Weird. I used to also hate that character and now I love him.

But I have promised not to ramble about my stories on this blog, so on we go to the next picture!


HAHAHAHAHAHA... The  funny thing is that the last one is so totally true! I will become the Master of Solitaire!

I also love Nerts.

(Nerts is basically multiplayer solitaire. Yes, a contradiction in terms, I know. Several members of my family came over yesterday for Easter and we had a nice game of Nerts on the kitchen table. It got very fierce at times, since we are a competitive bunch. We had to turn the ceiling fan on because it was getting hot in the room. I did pretty well though... I never scored below twenty, so, yeah... I will become the Master of Nerts!)


Because I'm just nerdy this way... Hahahahaha...

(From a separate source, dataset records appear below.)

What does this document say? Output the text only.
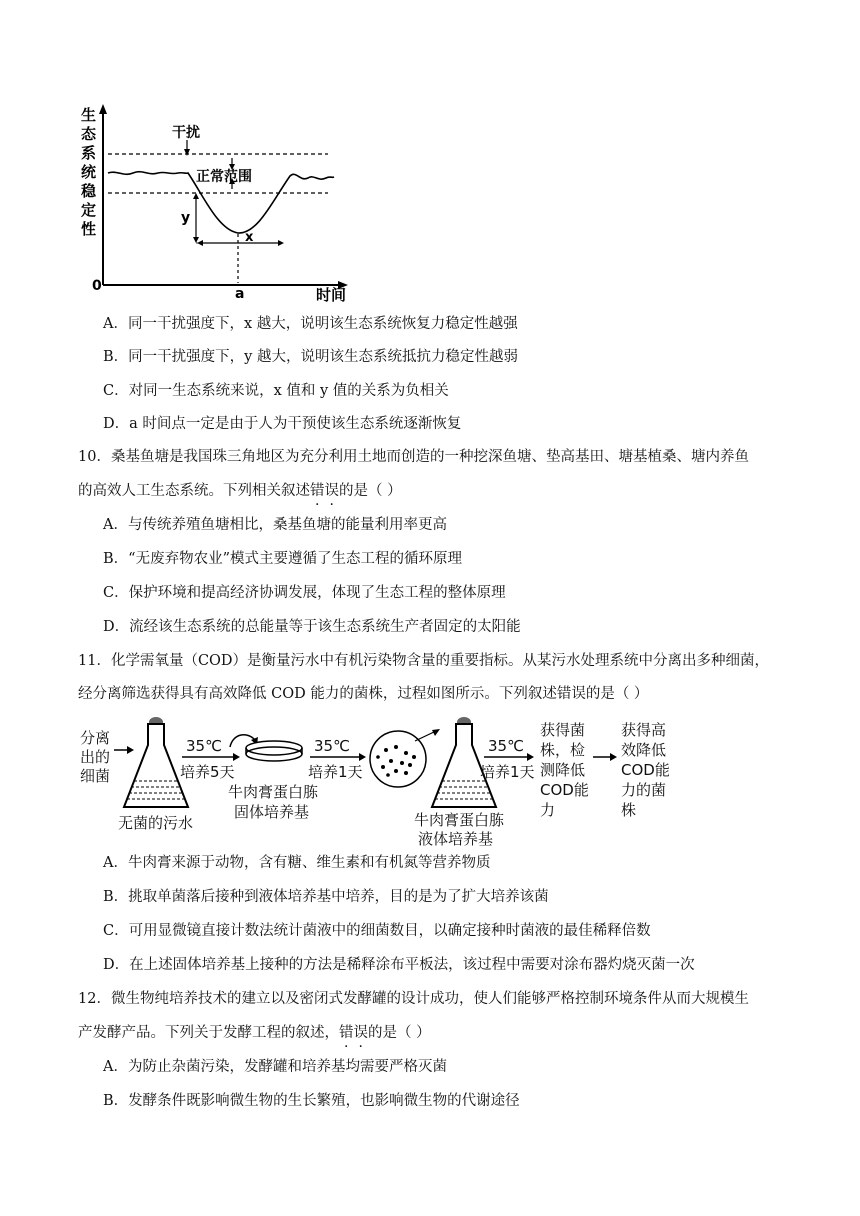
生
态
系
统
稳
定
性
0	时间
干扰
正常范围
y
x
a
A．同一干扰强度下，x 越大，说明该生态系统恢复力稳定性越强
B．同一干扰强度下，y 越大，说明该生态系统抵抗力稳定性越弱
C．对同一生态系统来说，x 值和 y 值的关系为负相关
D．a 时间点一定是由于人为干预使该生态系统逐渐恢复
10．桑基鱼塘是我国珠三角地区为充分利用土地而创造的一种挖深鱼塘、垫高基田、塘基植桑、塘内养鱼
的高效人工生态系统。下列相关叙述错误的是（ ）
A．与传统养殖鱼塘相比，桑基鱼塘的能量利用率更高
B．“无废弃物农业”模式主要遵循了生态工程的循环原理
C．保护环境和提高经济协调发展，体现了生态工程的整体原理
D．流经该生态系统的总能量等于该生态系统生产者固定的太阳能
11．化学需氧量（COD）是衡量污水中有机污染物含量的重要指标。从某污水处理系统中分离出多种细菌，
经分离筛选获得具有高效降低 COD 能力的菌株，过程如图所示。下列叙述错误的是（ ）
分离
出的
细菌
无菌的污水
35℃
培养5天
牛肉膏蛋白胨
固体培养基
35℃
培养1天
牛肉膏蛋白胨
液体培养基
35℃
培养1天
获得菌
株，检
测降低
COD能
力
获得高
效降低
COD能
力的菌
株
A．牛肉膏来源于动物，含有糖、维生素和有机氮等营养物质
B．挑取单菌落后接种到液体培养基中培养，目的是为了扩大培养该菌
C．可用显微镜直接计数法统计菌液中的细菌数目，以确定接种时菌液的最佳稀释倍数
D．在上述固体培养基上接种的方法是稀释涂布平板法，该过程中需要对涂布器灼烧灭菌一次
12．微生物纯培养技术的建立以及密闭式发酵罐的设计成功，使人们能够严格控制环境条件从而大规模生
产发酵产品。下列关于发酵工程的叙述，错误的是（ ）
A．为防止杂菌污染，发酵罐和培养基均需要严格灭菌
B．发酵条件既影响微生物的生长繁殖，也影响微生物的代谢途径
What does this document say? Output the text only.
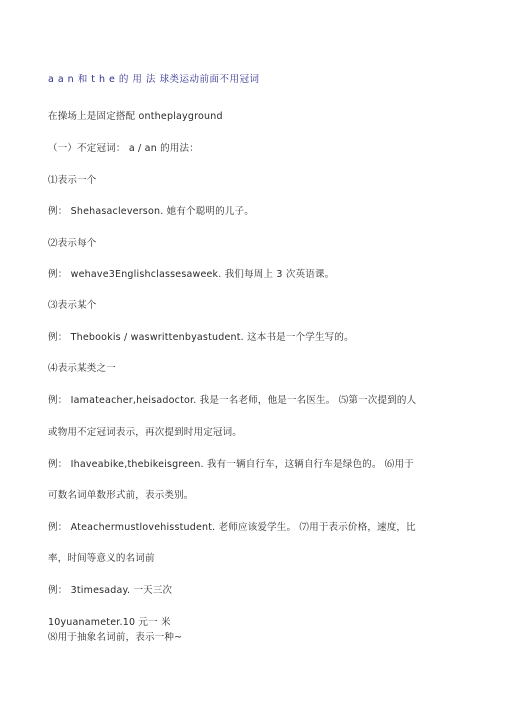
a a n 和 t h e 的 用 法 球类运动前面不用冠词
在操场上是固定搭配 ontheplayground
（一）不定冠词： a / an 的用法：
⑴表示一个
例： Shehasacleverson. 她有个聪明的儿子。
⑵表示每个
例： wehave3Englishclassesaweek. 我们每周上 3 次英语课。
⑶表示某个
例： Thebookis / waswrittenbyastudent. 这本书是一个学生写的。
⑷表示某类之一
例： Iamateacher,heisadoctor. 我是一名老师，他是一名医生。 ⑸第一次提到的人
或物用不定冠词表示，再次提到时用定冠词。
例： Ihaveabike,thebikeisgreen. 我有一辆自行车，这辆自行车是绿色的。 ⑹用于
可数名词单数形式前，表示类别。
例： Ateachermustlovehisstudent. 老师应该爱学生。 ⑺用于表示价格，速度，比
率，时间等意义的名词前
例： 3timesaday. 一天三次
10yuanameter.10 元一 米
⑻用于抽象名词前，表示一种~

Oh, and I'd like to share this one also, because I think we can all find it very relevant when we are on our computers and intend to get useful, constructive things done and somehow find ourselves not doing useful constructive things... and instead looking up silly pictures on Pinterest, for instance...

 
And so, while we're on the subject of Gollum, and since I have some troll tendencies in my personality (I need to find a picture with the caption, "TROOOOOOOLL! TROLL IN THE DUNGEON!" quite desperately), I have something to share with you all, something which, if it gives you your new nightmare, I shall feel that it has done its job:


Oh, and bonus points if you also automatically get that song stuck in your head. XD *smiles evilly* I am such a troll.